657 patients were randomized (glycopyrronium: 327; tiotropium: 330); 96% (630 patients) completed the study. Least squares mean trough FEV1 for both glycopyrronium and tiotropium was 1.405 L at Week 12, meeting the criterion for non-inferiority (mean treatment difference: 0 mL, 95% CI: -32, 31 mL). Glycopyrronium demonstrated rapid bronchodilation following first dose on Day 1, with significantly higher FEV1 at all time points from 0-4 h post-dose versus tiotropium (all p < 0.001). FEV1 area under the curve from 0-4 h (AUC0-4h) post-dose with glycopyrronium was significantly superior to tiotropium on Day 1 (p < 0.001) and was comparable to tiotropium at Week 12. Glycopyrronium demonstrated comparable improvements to tiotropium in TDI focal score, SGRQ total score, rescue medication use and the rate of COPD exacerbations (all p = not significant). Patients on glycopyrronium also had a significantly lower total COPD symptom score versus patients on tiotropium after 12 weeks (p = 0.035).

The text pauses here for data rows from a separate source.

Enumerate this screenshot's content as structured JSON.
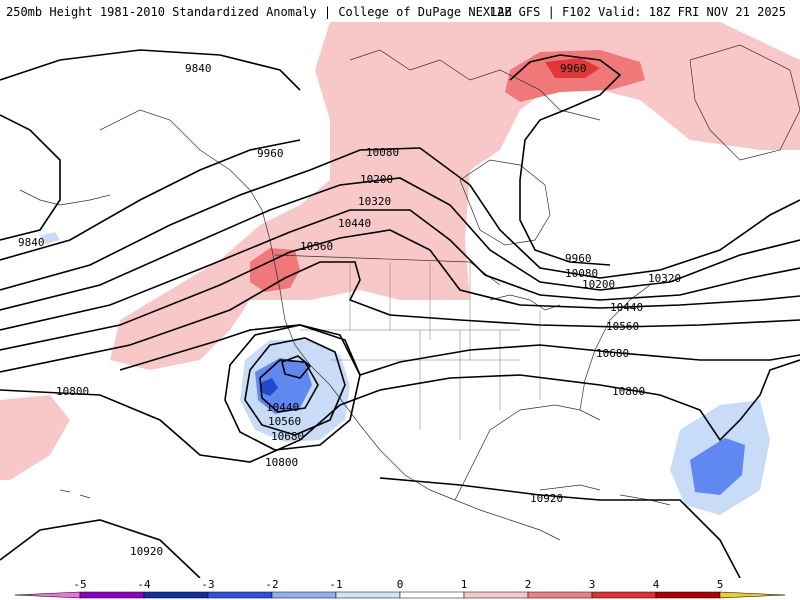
{
  "header": {
    "title_left": "250mb Height 1981-2010 Standardized Anomaly | College of DuPage NEXLAB",
    "title_right": "12Z GFS | F102 Valid: 18Z FRI NOV 21 2025"
  },
  "contour_labels": [
    "9840",
    "9960",
    "10080",
    "10200",
    "10320",
    "10440",
    "10560",
    "10680",
    "10800",
    "10920"
  ],
  "map_labels": {
    "l_9840_a": "9840",
    "l_9840_b": "9840",
    "l_9960_a": "9960",
    "l_9960_low": "9960",
    "l_9960_c": "9960",
    "l_10080_a": "10080",
    "l_10080_b": "10080",
    "l_10200_a": "10200",
    "l_10200_b": "10200",
    "l_10320_a": "10320",
    "l_10320_b": "10320",
    "l_10440_a": "10440",
    "l_10440_b": "10440",
    "l_10440_low": "10440",
    "l_10560_a": "10560",
    "l_10560_b": "10560",
    "l_10560_low": "10560",
    "l_10680_a": "10680",
    "l_10680_low": "10680",
    "l_10800_a": "10800",
    "l_10800_b": "10800",
    "l_10800_c": "10800",
    "l_10920_a": "10920",
    "l_10920_b": "10920"
  },
  "colorbar": {
    "ticks": [
      "-5",
      "-4",
      "-3",
      "-2",
      "-1",
      "0",
      "1",
      "2",
      "3",
      "4",
      "5"
    ],
    "colors": [
      "#f070e0",
      "#9000c0",
      "#1030a0",
      "#3050e0",
      "#90b0f0",
      "#d0e4f8",
      "#ffffff",
      "#f8c8c8",
      "#f08080",
      "#e03030",
      "#b00000",
      "#f0a000",
      "#f0c830"
    ]
  },
  "anomaly_colors": {
    "pos_weak": "#f8c8c8",
    "pos_mod": "#f07878",
    "pos_strong": "#e03838",
    "neg_weak": "#c8dcf8",
    "neg_mod": "#6088f0",
    "neg_strong": "#2048c8"
  }
}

Adverse events were reported by a similar percentage of patients receiving glycopyrronium (40.4%) and tiotropium (40.6%).
In patients with moderate-to-severe COPD, 12-week blinded treatment with once-daily glycopyrronium 50 μg or tiotropium 18 μg, provided similar efficacy and safety, with glycopyrronium having a faster onset of action on Day 1 versus tiotropium.
目前有两种每日一次的长效抗毒蕈碱药物(LAMA)可用于治疗慢性阻塞性肺疾病(COPD) - 噻托溴铵和格隆溴铵。以前的研究比较了格隆溴铵与开放标签的噻托溴铵。在 GLOW5 研究中,我们比较了格隆溴铵与盲法噻托溴铵。
在这项双盲、双模拟、平行组、12 周研究中,中重度 COPD 患者按 1:1 随机分配接受格隆溴铵 50μg 每日一次或噻托溴铵 18μg 每日一次。主要目的是证明格隆溴铵与盲法噻托溴铵在治疗 12 周后(非劣效性边界:-50mL)的谷值用力呼气量 1 秒(FEV1)方面具有非劣效性。次要目的是评估格隆溴铵与噻托溴铵在其他肺量计结果、呼吸困难(过渡呼吸困难指数;TDI)、健康状况(圣乔治呼吸问卷;SGRQ)、每日急救药物使用、COPD 加重和 COPD 症状方面的差异。
657 名患者被随机分配(格隆溴铵:327;噻托溴铵:330);96%(630 名)患者完成了研究。格隆溴铵和噻托溴铵在第 12 周的谷值 FEV1 均为 1.405L,符合非劣效性标准(平均治疗差异:0mL,95%CI:-32,31mL)。格隆溴铵在第 1 天首次给药后表现出快速支气管扩张作用,与噻托溴铵相比,在 0-4 小时的所有时间点上,FEV1 均显著更高(所有 p<0.001)。格隆溴铵在 0-4 小时(AUC0-4h)的 FEV1 曲线下面积(AUC0-4h)在第 1 天显著优于噻托溴铵(p<0.001),与第 12 周的噻托溴铵相当。格隆溴铵在 TDI 焦点评分、SGRQ 总分、急救药物使用和 COPD 加重率方面与噻托溴铵具有可比性(所有 p=无统计学意义)。与噻托溴铵相比,接受格隆溴铵治疗的患者在 12 周后总 COPD 症状评分也显著降低(p=0.035)。接受格隆溴铵和噻托溴铵治疗的患者报告不良反应的比例相似(40.4%和 40.6%)。
在中重度 COPD 患者中,每日一次的格隆溴铵 50μg 或噻托溴铵 18μg 治疗 12 周,提供了相似的疗效和安全性,格隆溴铵在第 1 天的作用开始时间比噻托溴铵更快。